Roukaya, Chad. La niña refugiada que olvidó qué era la comida
Chad acoge a 1,1 millones de refugiados; muchos de ellos, como es el caso de Roukaya, una nigeriana de 11 años, llegaron huyendo de la violencia del grupo terrorista Boko Haram. Lleva ya cuatro años en el campo de Dar es Salam y apenas recuerda a qué sabe su comida favorita: los macarrones.
Sentada sobre una estera a la sombra de un toldo de ramas, Roukaya, de 11 años, frunce el ceño porque no entiende la pregunta. “¿Que qué como? Pues comida normal”, responde, perpleja. A lo que esta niña se refiere es que desayuna, almuerza y cena gachas de mijo. Ha pasado tanto tiempo desde su vida anterior que ya se le ha olvidado que sobre la mesa puede haber algo más.
Cuatro años antes, Roukaya vivía en un pueblo del Estado nigeriano de Borno, fronterizo con Chad, Camerún y Níger. Hoy, su familia y ella ocupan una de las miles de tiendas fabricadas con palos y lonas blancas de plástico en el campo de refugiados de Dar es Salam, situado en el distrito chadiano de Baga Sola, en la misma región donde se ubica el lago que toma el nombre de este país.
Estos cuatro países comparten un trasiego interminable de personas. Chad acoge a 1,1 millones, indican los datos más recientes de la agencia de la ONU para los refugiados (Acnur). Los desplazados suponen la mitad de los 700.000 habitantes que viven en Baga Sola, de los que 18.620 están registrados en Dar es Salam, según Mahamat Ali Tchari, representante gubernamental en el campo.
Una de las razones que ha motivado a tantos a dejar su hogar es escapar de la violencia del grupo terrorista Boko Haram. Nació y se hizo fuerte en Borno, lugar de origen de Roukaya, y desde 2009 se expande por el Sahel, incendiando pueblos y asesinando a quienes no se unen a su causa: establecer la ley islámica en los territorios que controlan.
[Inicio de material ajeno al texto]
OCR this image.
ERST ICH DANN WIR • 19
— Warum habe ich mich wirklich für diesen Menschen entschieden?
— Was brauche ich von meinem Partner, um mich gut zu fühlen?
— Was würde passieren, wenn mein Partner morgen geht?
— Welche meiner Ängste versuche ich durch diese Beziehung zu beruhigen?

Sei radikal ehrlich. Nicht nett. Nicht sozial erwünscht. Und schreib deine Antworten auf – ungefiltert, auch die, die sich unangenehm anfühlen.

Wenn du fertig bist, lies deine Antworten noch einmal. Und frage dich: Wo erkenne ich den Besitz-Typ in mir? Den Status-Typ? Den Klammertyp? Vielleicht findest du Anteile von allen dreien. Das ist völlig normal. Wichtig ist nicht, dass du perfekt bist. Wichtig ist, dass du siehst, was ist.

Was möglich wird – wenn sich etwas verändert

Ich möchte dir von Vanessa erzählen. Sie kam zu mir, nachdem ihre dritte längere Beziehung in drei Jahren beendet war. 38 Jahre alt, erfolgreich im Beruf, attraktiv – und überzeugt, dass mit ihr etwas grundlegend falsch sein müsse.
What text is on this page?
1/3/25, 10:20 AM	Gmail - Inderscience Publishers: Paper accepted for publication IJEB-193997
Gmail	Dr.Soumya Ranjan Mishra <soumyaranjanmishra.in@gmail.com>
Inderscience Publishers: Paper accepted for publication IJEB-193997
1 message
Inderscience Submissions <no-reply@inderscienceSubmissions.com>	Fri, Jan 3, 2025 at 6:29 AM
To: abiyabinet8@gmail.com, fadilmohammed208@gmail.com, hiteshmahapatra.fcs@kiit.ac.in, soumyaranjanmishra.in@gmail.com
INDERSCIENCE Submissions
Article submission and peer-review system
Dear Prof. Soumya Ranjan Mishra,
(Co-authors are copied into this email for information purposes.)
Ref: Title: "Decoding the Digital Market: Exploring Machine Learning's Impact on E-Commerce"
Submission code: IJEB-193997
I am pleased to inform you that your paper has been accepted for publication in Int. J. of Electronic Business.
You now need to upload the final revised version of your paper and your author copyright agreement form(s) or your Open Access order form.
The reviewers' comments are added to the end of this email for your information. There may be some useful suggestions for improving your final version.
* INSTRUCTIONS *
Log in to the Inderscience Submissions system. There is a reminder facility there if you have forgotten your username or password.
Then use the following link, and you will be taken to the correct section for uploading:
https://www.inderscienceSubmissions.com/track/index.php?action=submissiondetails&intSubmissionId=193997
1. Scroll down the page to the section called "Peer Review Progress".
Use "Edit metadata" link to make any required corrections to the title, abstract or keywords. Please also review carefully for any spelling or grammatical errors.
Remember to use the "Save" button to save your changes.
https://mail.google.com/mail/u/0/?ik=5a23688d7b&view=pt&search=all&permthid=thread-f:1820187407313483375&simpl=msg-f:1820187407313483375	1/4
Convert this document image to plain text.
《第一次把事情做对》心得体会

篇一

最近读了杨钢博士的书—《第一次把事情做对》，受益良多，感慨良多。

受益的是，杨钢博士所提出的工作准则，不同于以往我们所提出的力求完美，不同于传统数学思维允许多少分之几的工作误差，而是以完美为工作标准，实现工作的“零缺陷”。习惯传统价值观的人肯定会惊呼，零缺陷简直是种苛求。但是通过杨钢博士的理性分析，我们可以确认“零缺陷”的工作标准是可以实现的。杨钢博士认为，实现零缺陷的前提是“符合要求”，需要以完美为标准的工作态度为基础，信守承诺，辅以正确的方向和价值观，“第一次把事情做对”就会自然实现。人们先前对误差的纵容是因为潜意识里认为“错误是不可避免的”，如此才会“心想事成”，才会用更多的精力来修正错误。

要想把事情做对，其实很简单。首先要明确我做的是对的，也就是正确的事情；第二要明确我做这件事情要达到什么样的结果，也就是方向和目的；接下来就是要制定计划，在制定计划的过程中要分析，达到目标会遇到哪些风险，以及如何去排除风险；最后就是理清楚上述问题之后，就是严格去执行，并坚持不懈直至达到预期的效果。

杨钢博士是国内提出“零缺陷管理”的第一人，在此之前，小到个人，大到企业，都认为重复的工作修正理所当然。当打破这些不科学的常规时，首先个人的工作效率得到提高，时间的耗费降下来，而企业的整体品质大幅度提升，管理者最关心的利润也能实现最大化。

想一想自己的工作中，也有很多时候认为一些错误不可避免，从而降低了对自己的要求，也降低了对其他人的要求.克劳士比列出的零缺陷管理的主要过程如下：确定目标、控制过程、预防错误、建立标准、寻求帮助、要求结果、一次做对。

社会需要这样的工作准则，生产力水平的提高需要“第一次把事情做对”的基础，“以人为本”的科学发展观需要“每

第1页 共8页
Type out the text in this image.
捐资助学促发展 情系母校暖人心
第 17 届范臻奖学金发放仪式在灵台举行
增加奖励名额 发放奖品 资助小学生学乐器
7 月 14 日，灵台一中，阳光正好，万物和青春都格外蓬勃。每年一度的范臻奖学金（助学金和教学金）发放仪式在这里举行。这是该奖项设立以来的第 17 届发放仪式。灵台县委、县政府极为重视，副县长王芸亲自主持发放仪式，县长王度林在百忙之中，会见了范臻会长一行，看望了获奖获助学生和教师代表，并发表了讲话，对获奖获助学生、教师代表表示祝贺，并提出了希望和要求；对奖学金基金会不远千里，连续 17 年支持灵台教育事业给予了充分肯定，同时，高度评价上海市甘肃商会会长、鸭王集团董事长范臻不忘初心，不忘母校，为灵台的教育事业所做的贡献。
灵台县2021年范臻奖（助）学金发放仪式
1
Chad también es uno de los países más vulnerables al cambio climático y sufre una rápida desertificación que ha reducido su imponente lago al 10% de lo que era hace 40 años. La degradación es tal que ocupa el último lugar de 182 países en el Índice de Adaptación Global de Notre Dame. Las sequías primero y las inundaciones después han esquilmado los cultivos, hasta el punto de que 2,1 millones de personas necesitan ayuda humanitaria urgente. El 10,9% de los menores de cinco años, que son alrededor de 1,3 millones de criaturas, padecen desnutrición aguda y el 2% presentan su forma más severa: cuando el peso cae al menos un 30% por debajo de lo que debería y el riesgo de muerte se multiplica.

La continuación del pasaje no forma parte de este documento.